Fare Control Manager is a system whereby agencies can dynamically mark airlines' fares up or down by fixed or percentage amounts based on a variety of matching rules. This is being provided primarily because agencies often have target goals for bookings on specific airlines. If they meet those goals, it can be mean more money in their pocket than the cost of discounting some flights for travelers and eating that cost.
Because Travelport already had a similar system that works with our e-Pricing, shopping and fare systems, it was decided to take that system, Search Control Console, and adapt it to create rules for Fare Control Manager. The learning curve on Search Control Console was steep — not because it was particularly complicated code, but because of heavy technical debt. It was initially built by an intern, from what I understand, and had grown considerably since then, with little apparent understanding of basic coding best practices and patterns. The UI code was doing a lot of the business logic work, as well as making direct database calls.

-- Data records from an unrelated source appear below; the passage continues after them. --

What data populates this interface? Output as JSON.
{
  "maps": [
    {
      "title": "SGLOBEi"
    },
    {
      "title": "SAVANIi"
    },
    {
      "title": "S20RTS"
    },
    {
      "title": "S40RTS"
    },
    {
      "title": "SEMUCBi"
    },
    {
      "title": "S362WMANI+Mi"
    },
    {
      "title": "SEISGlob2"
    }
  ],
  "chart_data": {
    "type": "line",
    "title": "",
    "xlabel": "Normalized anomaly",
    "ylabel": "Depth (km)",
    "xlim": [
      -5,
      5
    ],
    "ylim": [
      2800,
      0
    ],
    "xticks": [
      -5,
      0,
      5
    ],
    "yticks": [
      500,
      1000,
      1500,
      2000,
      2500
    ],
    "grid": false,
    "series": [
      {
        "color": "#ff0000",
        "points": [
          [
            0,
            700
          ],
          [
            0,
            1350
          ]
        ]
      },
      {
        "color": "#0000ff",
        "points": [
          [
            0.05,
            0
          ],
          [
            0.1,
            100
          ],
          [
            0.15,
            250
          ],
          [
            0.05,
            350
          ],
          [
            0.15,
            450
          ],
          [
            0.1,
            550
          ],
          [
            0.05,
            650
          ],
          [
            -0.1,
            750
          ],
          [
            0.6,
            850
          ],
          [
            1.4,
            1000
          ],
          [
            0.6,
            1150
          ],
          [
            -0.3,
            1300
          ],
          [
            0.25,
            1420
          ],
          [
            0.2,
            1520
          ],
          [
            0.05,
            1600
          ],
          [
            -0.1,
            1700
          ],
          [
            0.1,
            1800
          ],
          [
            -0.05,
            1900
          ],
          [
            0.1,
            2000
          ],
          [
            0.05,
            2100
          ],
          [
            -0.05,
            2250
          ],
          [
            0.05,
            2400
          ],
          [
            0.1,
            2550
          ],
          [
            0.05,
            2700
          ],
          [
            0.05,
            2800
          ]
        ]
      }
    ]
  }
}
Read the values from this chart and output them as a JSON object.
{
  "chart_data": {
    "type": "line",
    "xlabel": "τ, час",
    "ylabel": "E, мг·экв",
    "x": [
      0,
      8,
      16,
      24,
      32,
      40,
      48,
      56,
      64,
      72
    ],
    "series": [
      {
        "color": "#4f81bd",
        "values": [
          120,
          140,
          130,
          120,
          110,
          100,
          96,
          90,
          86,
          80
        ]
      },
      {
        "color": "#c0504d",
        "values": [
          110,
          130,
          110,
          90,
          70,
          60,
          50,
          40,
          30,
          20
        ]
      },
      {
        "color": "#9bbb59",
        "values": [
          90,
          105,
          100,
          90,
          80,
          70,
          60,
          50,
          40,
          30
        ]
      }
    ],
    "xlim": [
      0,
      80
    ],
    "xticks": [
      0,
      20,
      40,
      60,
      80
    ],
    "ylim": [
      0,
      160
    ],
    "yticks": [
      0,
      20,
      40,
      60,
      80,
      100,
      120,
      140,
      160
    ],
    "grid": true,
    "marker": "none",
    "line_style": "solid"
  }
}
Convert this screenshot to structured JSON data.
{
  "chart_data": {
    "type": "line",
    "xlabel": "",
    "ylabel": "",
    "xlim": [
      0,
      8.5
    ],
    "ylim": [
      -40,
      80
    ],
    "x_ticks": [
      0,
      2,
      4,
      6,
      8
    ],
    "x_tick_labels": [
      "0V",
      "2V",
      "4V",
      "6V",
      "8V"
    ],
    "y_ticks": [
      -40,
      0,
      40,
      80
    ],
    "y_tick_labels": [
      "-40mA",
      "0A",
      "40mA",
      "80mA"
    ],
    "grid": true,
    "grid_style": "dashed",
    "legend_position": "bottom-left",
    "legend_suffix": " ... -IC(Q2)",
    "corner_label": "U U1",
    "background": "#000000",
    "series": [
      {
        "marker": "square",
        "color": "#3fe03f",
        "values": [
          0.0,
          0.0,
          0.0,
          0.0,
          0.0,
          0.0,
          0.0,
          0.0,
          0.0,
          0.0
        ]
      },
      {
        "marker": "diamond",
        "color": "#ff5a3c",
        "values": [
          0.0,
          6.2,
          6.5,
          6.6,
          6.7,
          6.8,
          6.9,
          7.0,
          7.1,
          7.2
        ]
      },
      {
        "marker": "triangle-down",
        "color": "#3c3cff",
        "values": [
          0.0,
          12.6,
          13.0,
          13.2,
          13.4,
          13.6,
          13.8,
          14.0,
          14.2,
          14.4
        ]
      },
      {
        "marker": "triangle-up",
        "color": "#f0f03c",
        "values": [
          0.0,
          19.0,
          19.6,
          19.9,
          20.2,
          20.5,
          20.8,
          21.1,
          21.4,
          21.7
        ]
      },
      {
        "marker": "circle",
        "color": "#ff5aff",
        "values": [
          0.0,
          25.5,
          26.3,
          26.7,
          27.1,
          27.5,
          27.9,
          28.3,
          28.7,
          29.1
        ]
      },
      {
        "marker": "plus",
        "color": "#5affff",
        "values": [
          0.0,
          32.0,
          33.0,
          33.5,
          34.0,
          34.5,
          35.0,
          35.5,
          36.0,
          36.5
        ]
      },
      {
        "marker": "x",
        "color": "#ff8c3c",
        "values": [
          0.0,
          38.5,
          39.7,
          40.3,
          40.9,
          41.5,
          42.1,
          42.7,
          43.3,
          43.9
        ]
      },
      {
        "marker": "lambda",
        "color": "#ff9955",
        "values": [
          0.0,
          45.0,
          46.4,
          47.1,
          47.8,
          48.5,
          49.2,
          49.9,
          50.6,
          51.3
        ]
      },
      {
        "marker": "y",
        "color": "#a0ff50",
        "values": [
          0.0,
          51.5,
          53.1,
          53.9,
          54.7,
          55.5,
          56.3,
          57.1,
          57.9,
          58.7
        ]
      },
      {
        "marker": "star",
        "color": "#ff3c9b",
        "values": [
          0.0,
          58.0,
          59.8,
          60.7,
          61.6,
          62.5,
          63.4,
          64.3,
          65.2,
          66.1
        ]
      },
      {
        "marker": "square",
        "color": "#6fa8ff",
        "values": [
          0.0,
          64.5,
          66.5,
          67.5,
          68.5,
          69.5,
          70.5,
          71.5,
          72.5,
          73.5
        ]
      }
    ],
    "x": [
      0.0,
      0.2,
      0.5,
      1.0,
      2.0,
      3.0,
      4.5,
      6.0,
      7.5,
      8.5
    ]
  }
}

In light of those shortcomings, I drove adoption of standard software development practices (SOLID design principles) as well as the complete reorganization of the project to move as much logic as possible out of the UI layer and into a services layer. I also moved all database access out of any other projects and into a dedicated data access layer. Along with those changes was an effort I put into place to implement IoC/DI to more loosely couple the layers. Add to that an effort to bring the code more in line with Travelport coding standards (similar to Microsoft's Framework Design Guildelines) and the Microsoft Application Architecture Guide.
This refactoring effort was rather large and extensive. Introducing these changes to a team of relatively inexperienced .NET developers required tact and sensitivity. After all, these were people new to .NET and they were just repeating the patterns that they already saw in the code. When entering unfamiliar territory, it's very easy to fall into that.